• Dayna Sharp, LCSW

Insomnia and Anxiety

There are many possible causes for sleep disturbances, and first priority is to follow up with a medical professional. But the next step is to consider the relationship between Insomnia and Too Much Anxiety. Some people may have trouble sleeping because they struggle with anxiety. Others may develop anxiety due to lack of sleep. Many people have both: the more they miss sleep, the more anxious they become, the more anxiety they feel, the more sleep they miss. It can be a cycle that feels impossible to break. But it's not!


How Anxiety Looks Different at Nighttime


It's possible that during the day you're less aware of the Anxiety--maybe you are busy, you're around other people, the Anxiety might be focused on a task you have to complete. You're on the move and you can kind of block it out or push it down or even use it to get things done. But then, it's time to go to sleep. It's dark--there are no more visual distractions. It's quiet--there's nothing to center your attention on. You're lying still--there's no escaping the anxious sensations in your body by moving from place to place. There is nothing but thoughts--likely anxious thoughts. And that alone is enough to make you feel even more anxious! Which doesn't leave you in a good place to find the restorative, peaceful sleep that you need.


It can be easier to manage Too Much Anxiety through the day's distractions, but at night time, when it's quiet and dark--there is no longer a distraction or escape.

You might find yourself seeking solace through falling asleep with the tv on, having a drink of alcohol or taking sleep medications to help avoid the experience all together. But unfortunately, these "solutions" can make the problem even worse! The truth is, there is no escaping Too Much Anxiety. The only way out of the cycle is to go through it.

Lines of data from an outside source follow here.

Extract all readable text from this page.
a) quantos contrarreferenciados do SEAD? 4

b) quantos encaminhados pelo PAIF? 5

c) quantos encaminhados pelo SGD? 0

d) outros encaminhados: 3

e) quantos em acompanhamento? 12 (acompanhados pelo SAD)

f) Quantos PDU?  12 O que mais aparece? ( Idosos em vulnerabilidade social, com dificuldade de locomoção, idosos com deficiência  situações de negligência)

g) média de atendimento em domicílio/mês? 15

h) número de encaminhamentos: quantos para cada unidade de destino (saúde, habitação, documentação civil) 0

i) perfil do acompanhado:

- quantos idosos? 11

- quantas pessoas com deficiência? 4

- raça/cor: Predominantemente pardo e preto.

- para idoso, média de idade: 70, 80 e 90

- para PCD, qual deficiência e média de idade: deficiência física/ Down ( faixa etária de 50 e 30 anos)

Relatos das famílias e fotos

But "Going Through It" Sounds Terrible!


Hear that? It's your Anxiety talking. Anxiety is like the wizard behind the curtain in the Wizard of Oz. It seems all-powerful, but in reality, it's just another voice. (And the power to go home is within you the whole time!). Acknowledge the anxious thought. And then let it pass by like a cloud. Now, here's some tips to go through the Anxiety.


  • Set up your sleep environment for success. Read my blog post "Restoring Peace in Your Sleep".

  • As you notice anxious thoughts entering your mind, try to intentionally stop them. Let your Anxiety know that you hear it, but now isn't the time. If it's helpful, set a time when it is appropriate to review the thoughts in a problem-solving way--perhaps first thing in the morning, ie. creating a task list, etc.

  • Re-center your attention on something soothing. Perhaps its light meditation music, maybe it's aromatherapy, maybe you do a guided meditation for relaxation.

  • If you feel uncomfortable sensations in your body, notice them, name them. They are uncomfortable, but they will not harm you.

  • Notice where the sensations are located in your body. Imagine if they have a certain color. For example, many people might associate the color red with an anxious stomach.

  • Imagine a peaceful color (glittery gold, light blue, peace) flowing through your head down through your body, gently pushing the flow of your anxious color out of your body through your palms and feet.

  • Once the red is gone, continue to imagine your peaceful color flowing through your body. Try to see if the color can make you float.


Are you still awake?


If that didn't help, take a break, walk around outside of your bedroom, flip through a boring magazine, and try again. At the very least, instead of feeling frustrated and upset, your experience of being in bed might now feel appealing and relaxing. But chances are, you will get to sleep. And it will get better and better the more you practice!